A Month in Marrakesh
100 g
David Loftus

This spice blend is something that every visitor is cajoled into buying when wandering around the souks. In Morocco, it’s used in game dishes, bistillas and tagines such as mrouzia (lamb, raisins, almonds and honey). It also flavours majoun (hashish, dried nuts, fruits, smen and honey candy) or ‘love potion’ to give it it’s Arabic name, an indication of its purpose as a stimulant.

Ras el hanout translates as ‘head of the shop’, each spice merchant has his own special recipe of at least fifteen, and up to thirty, different spices that usually includes nutmeg, cardamom, mace, ginger, cloves, lavender, cayenne, orris root, cinnamon, cumin seeds, turmeric, aniseed, rosebuds, allspice, coriander seeds, white peppercorns, cubeb or Java pepper, fennel seeds, cassia bark, tara soudania (earth almonds), grains of paradise, nigella seeds, wild or black cardamom, ash berries and not to mention belladonna berries, reputed aphrodisiacs such as Spanish fly (cantharides beetle) and Vitex agnus-castus (monk’s pepper). The best mixes have an ethereal and lingering sensual flavour, so not much is needed to impart a potent taste to dishes.

It would be foolish to make your own version of this spice mix in Morocco as there are a great deal of merchants making excellent blends. However, as much of the commercial ras el hanout available in the UK is of dubious authenticity, give it a try.
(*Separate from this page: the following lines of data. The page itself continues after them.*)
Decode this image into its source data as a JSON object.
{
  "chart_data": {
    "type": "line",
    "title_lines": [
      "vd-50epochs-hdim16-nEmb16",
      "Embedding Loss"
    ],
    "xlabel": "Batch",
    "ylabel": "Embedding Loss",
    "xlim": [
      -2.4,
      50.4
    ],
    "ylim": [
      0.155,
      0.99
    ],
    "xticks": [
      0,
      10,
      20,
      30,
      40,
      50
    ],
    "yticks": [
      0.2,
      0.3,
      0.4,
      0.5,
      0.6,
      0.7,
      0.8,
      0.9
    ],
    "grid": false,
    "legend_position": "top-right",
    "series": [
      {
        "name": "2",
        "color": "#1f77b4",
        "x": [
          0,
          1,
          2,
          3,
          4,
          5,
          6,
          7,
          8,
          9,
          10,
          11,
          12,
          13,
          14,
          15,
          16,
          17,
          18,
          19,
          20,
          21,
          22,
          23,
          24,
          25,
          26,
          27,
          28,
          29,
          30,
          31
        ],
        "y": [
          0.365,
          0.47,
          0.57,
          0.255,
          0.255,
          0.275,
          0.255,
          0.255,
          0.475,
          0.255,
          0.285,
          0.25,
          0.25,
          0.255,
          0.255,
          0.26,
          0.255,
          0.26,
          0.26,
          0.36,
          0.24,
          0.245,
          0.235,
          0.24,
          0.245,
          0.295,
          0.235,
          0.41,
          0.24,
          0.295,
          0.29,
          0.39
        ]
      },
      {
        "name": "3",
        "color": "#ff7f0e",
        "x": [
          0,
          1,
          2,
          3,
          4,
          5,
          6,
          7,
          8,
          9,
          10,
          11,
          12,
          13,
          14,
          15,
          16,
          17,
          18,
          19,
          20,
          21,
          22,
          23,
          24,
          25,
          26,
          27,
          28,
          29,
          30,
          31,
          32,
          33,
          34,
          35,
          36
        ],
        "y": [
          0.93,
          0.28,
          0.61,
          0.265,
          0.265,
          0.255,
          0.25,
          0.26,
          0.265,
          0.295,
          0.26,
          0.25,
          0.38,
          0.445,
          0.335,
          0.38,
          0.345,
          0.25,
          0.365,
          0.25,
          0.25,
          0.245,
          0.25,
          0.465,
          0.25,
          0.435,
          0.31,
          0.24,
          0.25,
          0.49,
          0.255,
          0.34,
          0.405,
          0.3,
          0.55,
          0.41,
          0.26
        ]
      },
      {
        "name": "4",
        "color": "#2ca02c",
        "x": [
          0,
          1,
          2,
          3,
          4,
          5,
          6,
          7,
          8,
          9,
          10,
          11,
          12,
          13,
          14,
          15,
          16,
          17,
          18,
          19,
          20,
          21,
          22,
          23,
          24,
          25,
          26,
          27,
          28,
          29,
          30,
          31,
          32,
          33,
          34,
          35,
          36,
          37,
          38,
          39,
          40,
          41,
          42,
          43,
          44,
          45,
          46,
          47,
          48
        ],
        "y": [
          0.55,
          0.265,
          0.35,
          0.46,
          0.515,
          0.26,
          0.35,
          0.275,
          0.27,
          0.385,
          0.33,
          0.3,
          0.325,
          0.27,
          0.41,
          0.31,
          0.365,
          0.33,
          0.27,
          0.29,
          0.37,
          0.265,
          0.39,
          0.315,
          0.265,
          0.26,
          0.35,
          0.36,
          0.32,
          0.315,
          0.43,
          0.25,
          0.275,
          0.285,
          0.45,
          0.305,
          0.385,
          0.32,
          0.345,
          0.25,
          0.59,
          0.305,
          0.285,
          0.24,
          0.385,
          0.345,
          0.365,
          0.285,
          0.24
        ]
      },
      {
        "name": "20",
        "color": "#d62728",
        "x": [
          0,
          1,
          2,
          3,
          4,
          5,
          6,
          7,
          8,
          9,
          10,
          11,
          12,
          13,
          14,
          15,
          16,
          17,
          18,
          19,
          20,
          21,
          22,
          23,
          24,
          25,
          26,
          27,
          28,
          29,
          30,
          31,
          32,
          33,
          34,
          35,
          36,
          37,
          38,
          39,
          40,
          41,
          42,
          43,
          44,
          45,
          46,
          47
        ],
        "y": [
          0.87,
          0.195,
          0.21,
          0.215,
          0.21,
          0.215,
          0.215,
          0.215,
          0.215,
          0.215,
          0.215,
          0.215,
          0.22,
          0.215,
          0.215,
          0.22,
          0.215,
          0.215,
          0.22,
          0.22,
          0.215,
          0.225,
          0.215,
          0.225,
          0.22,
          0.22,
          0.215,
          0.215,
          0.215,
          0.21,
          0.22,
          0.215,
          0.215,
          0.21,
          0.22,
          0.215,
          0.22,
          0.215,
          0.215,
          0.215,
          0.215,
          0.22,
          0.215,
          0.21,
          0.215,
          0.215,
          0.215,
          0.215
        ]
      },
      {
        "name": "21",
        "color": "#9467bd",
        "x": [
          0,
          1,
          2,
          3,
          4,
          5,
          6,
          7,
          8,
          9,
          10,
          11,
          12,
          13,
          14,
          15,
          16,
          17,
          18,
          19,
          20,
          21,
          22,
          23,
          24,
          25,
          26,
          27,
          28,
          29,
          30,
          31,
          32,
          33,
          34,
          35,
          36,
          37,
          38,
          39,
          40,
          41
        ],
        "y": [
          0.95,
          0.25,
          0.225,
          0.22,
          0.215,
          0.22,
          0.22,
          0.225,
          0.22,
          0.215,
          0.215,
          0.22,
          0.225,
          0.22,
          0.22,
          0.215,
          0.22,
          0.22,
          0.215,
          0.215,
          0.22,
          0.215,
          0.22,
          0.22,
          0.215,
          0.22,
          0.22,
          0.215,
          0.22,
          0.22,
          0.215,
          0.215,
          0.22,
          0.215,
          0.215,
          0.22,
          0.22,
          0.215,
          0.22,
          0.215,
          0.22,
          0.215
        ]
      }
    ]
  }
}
It’s hard to give a precise recipe as there are often so many hard–to– find ingredients used, experiment with what you have until you get the flavour you like.


Quantity Ingredient
8 rosebuds
6 cinnamon sticks
6 mace blades
2 tablespoons nutmeg
2 tablespoons turmeric
1 small piece orris root
1 tablespoon lavender
1 tablespoon coriander seeds
1 tablespoon cumin seeds
1 tablespoon fennel seeds
1 tablespoon white peppercorns
2 tablespoons allspice berries
10 cardamom pods
1 small piece galangal
1 small piece ginger
1/2 tablespoon cayenne
8 cloves


  1. Combine all the ingredients in a spice blender or food processor and blend to a fine powder. Transfer to a jar and seal tightly.